But first, a little groundwork. What is 'forgiveness'?
The popular idea of forgiveness is usually encapsulated in the snippet 'forgive and forget'. This dime-store psychology implies that, sooner or later, you should just put everything behind you, and get back to a point in your relationship with the person that hurt you, to when you were chums. That may be an achievable goal if you're only mad at your BFF for roasting you on the group chat.
But what if that person is your abuser? What if they have done so much damage to you, or those you love, that you will be years sweeping up the pieces of a shattered soul and trying to figure out why you shouldn't just chuck it all in the dustbin? If you will be needing professional help to deal with the fallout? What if this person has figuratively, or literally, burned you alive?

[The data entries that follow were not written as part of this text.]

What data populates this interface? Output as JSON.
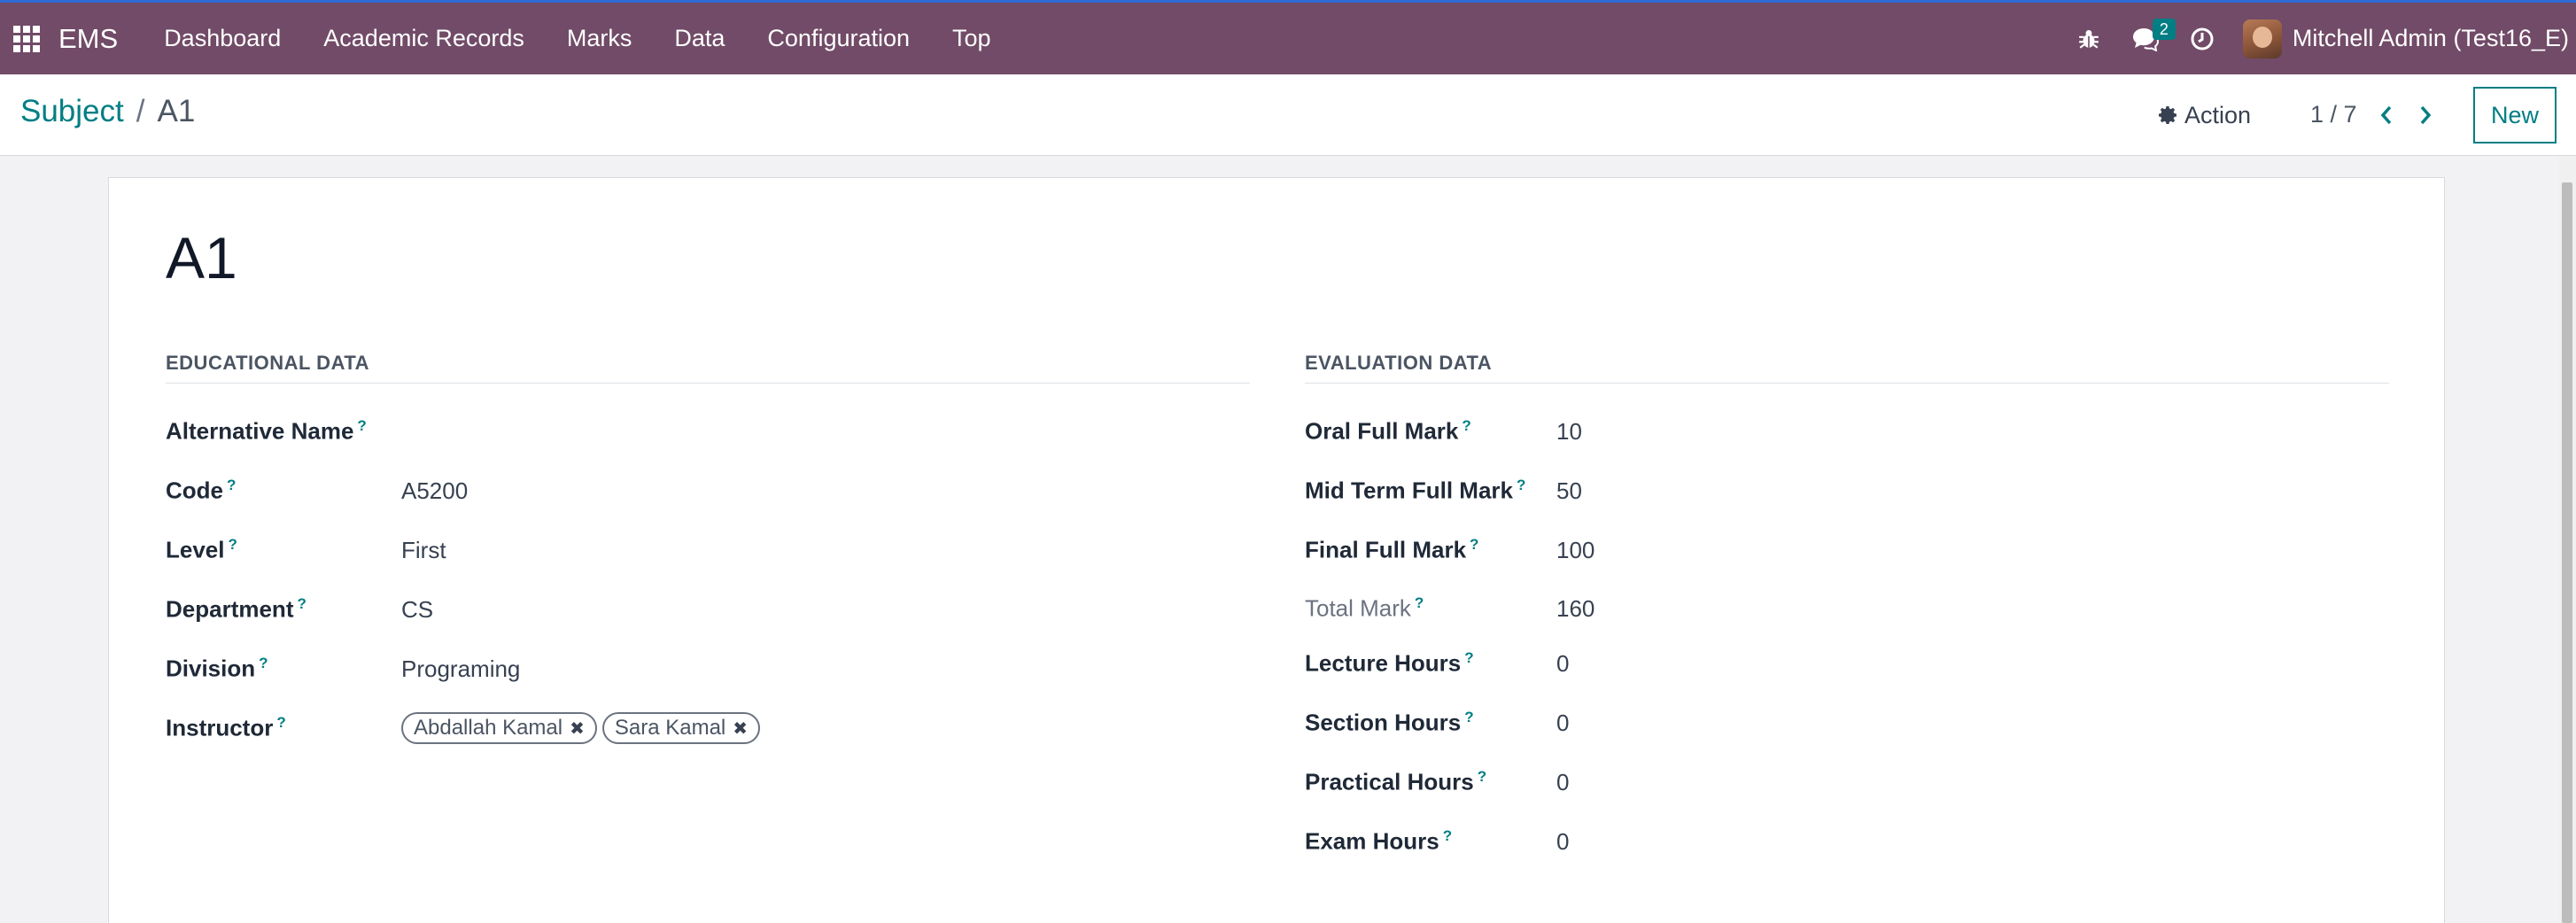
{
  "navbar": {
    "app_name": "EMS",
    "menu": [
      "Dashboard",
      "Academic Records",
      "Marks",
      "Data",
      "Configuration",
      "Top"
    ],
    "messages_count": "2",
    "user": "Mitchell Admin (Test16_E)"
  },
  "control": {
    "breadcrumb_parent": "Subject",
    "breadcrumb_sep": "/",
    "breadcrumb_current": "A1",
    "action_label": "Action",
    "pager": "1 / 7",
    "new_label": "New"
  },
  "record": {
    "title": "A1",
    "educational": {
      "title": "EDUCATIONAL DATA",
      "alt_name_label": "Alternative Name",
      "alt_name_value": "",
      "code_label": "Code",
      "code_value": "A5200",
      "level_label": "Level",
      "level_value": "First",
      "department_label": "Department",
      "department_value": "CS",
      "division_label": "Division",
      "division_value": "Programing",
      "instructor_label": "Instructor",
      "instructors": [
        "Abdallah Kamal",
        "Sara Kamal"
      ]
    },
    "evaluation": {
      "title": "EVALUATION DATA",
      "oral_label": "Oral Full Mark",
      "oral_value": "10",
      "mid_label": "Mid Term Full Mark",
      "mid_value": "50",
      "final_label": "Final Full Mark",
      "final_value": "100",
      "total_label": "Total Mark",
      "total_value": "160",
      "lecture_label": "Lecture Hours",
      "lecture_value": "0",
      "section_label": "Section Hours",
      "section_value": "0",
      "practical_label": "Practical Hours",
      "practical_value": "0",
      "exam_label": "Exam Hours",
      "exam_value": "0"
    }
  },
  "help_marker": "?",
  "colors": {
    "navbar": "#714b67",
    "accent": "#017e84"
  }
}
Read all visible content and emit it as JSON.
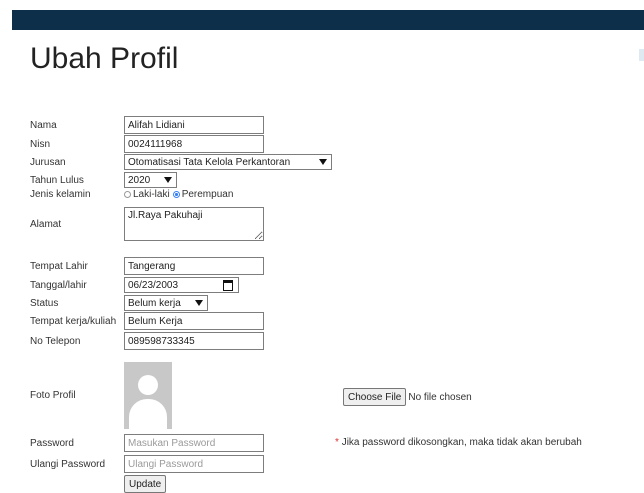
{
  "header": {
    "title": "Ubah Profil"
  },
  "form": {
    "nama": {
      "label": "Nama",
      "value": "Alifah Lidiani"
    },
    "nisn": {
      "label": "Nisn",
      "value": "0024111968"
    },
    "jurusan": {
      "label": "Jurusan",
      "value": "Otomatisasi Tata Kelola Perkantoran"
    },
    "tahun_lulus": {
      "label": "Tahun Lulus",
      "value": "2020"
    },
    "jenis_kelamin": {
      "label": "Jenis kelamin",
      "options": [
        {
          "label": "Laki-laki",
          "checked": false
        },
        {
          "label": "Perempuan",
          "checked": true
        }
      ]
    },
    "alamat": {
      "label": "Alamat",
      "value": "Jl.Raya Pakuhaji"
    },
    "tempat_lahir": {
      "label": "Tempat Lahir",
      "value": "Tangerang"
    },
    "tanggal_lahir": {
      "label": "Tanggal/lahir",
      "value": "06/23/2003"
    },
    "status": {
      "label": "Status",
      "value": "Belum kerja"
    },
    "tempat_kerja": {
      "label": "Tempat kerja/kuliah",
      "value": "Belum Kerja"
    },
    "no_telepon": {
      "label": "No Telepon",
      "value": "089598733345"
    },
    "foto_profil": {
      "label": "Foto Profil",
      "button": "Choose File",
      "status": "No file chosen"
    },
    "password": {
      "label": "Password",
      "placeholder": "Masukan Password",
      "note_marker": "*",
      "note": "Jika password dikosongkan, maka tidak akan berubah"
    },
    "ulangi_password": {
      "label": "Ulangi Password",
      "placeholder": "Ulangi Password"
    },
    "update_button": "Update"
  },
  "colors": {
    "topbar": "#0d2f4a",
    "radio_selected": "#3b82f6"
  }
}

What if they've made you wish you were dead?
I'd like to take a moment to review what's actually expected of us. We are encouraged to forgive as many times as someone asks it of us, and is genuinely repentant. However, if they are not, and they pose a real threat to our welfare, we are allowed to defend ourselves. After all, if they take your coat, you should be willing to give them your cloak, but there is nothing said about handing over your shirt and your shoes as well. (A thoughtful and knowledgeable friend of mine once pointed out that in ancient Jewish culture, the shame of seeing someone naked was on the beholder, not the person with no clothing. So to give someone the rest of your clothes was actually forcing them to acknowledge the shame of your destitution that they caused, and was in fact a form of passive resistance.)
So forgive as often as forgiveness is asked, but protect yourself. We are expected to forgive those who ask it of us, but the other person must put something into it – they must be asking with repentance and real intent. We're better off giving them the benefit of the doubt if we're not certain of their sincerity, but in any case we are not required to put ourselves in harm's way again indefinitely.
But what about to the process of forgiveness? How do we actually make this work? I want to explain this with a metaphor, and I'm going to use a debt of money.
You make someone a loan. They have now received something of yours, that wasn't theirs. Eventually you want payment made on that loan. You want your money back.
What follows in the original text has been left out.